Photo: Bare Necessities
Remember when Oprah announced that eighty percent of us were wearing the wrong size bra? "Women of America," she announced, "you need to rise up and get a proper bra fitting." (And then she had every single member of her audience fitted for a new bra. I miss Oprah.)
A bra fitting is truly a must-have for every woman, but professional bra fitters can be tough to find if you don't live in a big urban area (I've had no luck finding a good bra fitter in my mid-size midwestern city). Fortunately, you can check your fit at home, in just a few easy steps.
This fun video by HerRoom founder Tomima Edmark walks you through how to measure for a bra and why we do it that way. Did you know that the traditional measuring approach was created as a marketing gimmic, and that it tends to be inaccurate for anyone over a 38D? Yes, really! Watch the video and learn how to find your perfect fit.
Step One: Measure
You'll need to measure both your band size and your cup size. HerRoom and Bare Necessities both have clear, concise instructions on line for measuring both band and cup (if you prefer written directions); Bare Necessities also includes the alternate strategy for measuring band size (measure above your bra rather than around your rib cage). I like this options, particularly if you don't have anyone to help you with your measuring.

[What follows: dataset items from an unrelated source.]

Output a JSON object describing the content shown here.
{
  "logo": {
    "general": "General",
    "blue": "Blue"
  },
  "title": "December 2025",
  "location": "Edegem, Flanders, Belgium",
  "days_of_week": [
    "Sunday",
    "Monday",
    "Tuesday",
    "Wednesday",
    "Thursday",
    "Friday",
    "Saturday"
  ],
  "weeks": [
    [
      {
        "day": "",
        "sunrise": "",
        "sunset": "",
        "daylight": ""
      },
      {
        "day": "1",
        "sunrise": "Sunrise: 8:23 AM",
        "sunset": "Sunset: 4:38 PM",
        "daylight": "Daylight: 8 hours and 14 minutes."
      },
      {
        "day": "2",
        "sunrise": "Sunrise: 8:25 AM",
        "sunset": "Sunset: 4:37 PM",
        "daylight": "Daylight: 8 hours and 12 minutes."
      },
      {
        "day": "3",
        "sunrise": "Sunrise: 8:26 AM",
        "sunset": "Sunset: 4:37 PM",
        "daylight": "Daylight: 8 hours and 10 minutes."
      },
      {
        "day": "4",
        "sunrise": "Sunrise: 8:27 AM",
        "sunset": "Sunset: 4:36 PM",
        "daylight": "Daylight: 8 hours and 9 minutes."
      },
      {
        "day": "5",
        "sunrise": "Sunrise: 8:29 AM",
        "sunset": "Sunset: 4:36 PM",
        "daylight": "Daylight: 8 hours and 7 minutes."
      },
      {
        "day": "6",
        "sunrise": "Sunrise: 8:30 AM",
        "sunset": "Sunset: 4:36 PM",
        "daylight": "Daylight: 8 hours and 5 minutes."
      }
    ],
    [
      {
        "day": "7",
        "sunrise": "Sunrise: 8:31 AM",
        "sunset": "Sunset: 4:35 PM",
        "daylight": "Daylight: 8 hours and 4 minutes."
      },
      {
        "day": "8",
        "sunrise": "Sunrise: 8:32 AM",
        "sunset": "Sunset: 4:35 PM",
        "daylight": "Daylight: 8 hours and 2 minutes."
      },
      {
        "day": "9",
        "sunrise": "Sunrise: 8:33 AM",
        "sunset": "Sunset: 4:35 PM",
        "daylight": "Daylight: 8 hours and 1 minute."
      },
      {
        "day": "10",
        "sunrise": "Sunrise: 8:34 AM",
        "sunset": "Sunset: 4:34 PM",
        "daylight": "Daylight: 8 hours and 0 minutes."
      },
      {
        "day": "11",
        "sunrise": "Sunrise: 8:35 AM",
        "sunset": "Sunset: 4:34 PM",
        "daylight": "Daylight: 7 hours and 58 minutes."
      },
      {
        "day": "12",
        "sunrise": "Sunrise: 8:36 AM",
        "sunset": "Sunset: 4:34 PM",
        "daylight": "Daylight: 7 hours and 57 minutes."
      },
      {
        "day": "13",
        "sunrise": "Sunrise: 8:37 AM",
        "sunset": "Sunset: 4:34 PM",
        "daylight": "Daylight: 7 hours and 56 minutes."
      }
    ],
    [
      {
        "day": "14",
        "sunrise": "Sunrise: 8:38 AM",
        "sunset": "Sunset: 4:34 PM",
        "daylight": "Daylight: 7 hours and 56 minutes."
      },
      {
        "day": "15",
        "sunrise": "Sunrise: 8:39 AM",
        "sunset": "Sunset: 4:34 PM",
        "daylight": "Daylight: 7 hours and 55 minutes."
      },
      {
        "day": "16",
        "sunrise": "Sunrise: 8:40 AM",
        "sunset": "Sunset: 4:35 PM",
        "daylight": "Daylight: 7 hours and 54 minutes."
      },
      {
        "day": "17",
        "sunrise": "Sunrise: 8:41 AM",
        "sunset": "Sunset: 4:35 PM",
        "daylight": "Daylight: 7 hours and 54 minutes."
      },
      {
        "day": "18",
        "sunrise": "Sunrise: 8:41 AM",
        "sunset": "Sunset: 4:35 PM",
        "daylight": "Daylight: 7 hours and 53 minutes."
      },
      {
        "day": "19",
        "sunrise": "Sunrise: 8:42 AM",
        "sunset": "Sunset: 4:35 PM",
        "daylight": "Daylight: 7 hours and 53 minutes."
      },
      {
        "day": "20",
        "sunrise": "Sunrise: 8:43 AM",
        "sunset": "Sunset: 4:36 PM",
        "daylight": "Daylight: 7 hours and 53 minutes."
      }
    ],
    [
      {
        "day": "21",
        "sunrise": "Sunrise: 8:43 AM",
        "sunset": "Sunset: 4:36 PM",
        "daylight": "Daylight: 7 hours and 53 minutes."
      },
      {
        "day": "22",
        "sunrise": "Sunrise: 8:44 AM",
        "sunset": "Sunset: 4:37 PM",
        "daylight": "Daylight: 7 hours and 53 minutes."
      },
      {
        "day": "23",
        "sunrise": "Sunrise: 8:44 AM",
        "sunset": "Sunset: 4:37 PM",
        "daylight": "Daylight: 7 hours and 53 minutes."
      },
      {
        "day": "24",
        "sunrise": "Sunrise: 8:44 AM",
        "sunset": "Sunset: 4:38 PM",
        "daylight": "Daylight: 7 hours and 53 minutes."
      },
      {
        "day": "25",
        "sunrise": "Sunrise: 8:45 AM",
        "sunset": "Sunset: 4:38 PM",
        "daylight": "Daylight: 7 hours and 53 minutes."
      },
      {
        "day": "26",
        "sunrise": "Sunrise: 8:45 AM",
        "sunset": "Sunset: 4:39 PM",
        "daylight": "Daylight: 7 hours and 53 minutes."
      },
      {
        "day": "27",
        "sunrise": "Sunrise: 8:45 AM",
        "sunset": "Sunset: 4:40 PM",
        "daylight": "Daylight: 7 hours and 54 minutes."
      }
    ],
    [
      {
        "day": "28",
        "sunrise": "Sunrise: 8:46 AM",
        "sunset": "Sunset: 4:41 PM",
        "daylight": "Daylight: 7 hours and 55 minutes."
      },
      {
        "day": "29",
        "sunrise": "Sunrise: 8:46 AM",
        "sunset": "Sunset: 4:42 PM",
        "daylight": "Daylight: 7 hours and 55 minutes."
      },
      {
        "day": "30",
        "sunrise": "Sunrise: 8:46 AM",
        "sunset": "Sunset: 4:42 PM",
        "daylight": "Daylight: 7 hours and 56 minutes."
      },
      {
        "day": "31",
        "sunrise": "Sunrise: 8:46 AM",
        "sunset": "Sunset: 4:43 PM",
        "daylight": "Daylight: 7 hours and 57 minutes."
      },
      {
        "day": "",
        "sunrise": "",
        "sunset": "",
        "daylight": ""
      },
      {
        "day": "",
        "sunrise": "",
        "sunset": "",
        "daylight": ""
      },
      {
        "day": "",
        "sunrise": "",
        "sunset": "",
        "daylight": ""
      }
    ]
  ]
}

Step Two: Assess the Fit of Your Current Bras
Bare Necessities provides an easy-to-use bra fit checklist, which is basically what a professional bra fitter will do with you in store. The list helps you to assess how well your bra is working by focusing on specific aspects of the fit. Is the band supporting your breasts or are the straps holding them up? Are your breasts spilling out of the cups? Or are the cups wrinkling and bagging? Most of us will settle for a bra that almost fits because we're not sure how to do better; this guide shows you exactly what to look for and what to avoid.
Step Three: Repeat Every Six to Twelve Months
A bra fitting, either in store or at home, is not a once-in-a-lifetime experience. You'll need to reassess your size every six to twelve months to make sure you're still in the right bra. Pregnancy, nursing and the associated weight gain and loss can change your bra size dramatically. A good rule of thumb is to remeasure yourself every six months or any time you lose or gain five pounds. Bonus: the right bra can make you look like you've lost ten pounds. And that's totally worth the time it takes to measure.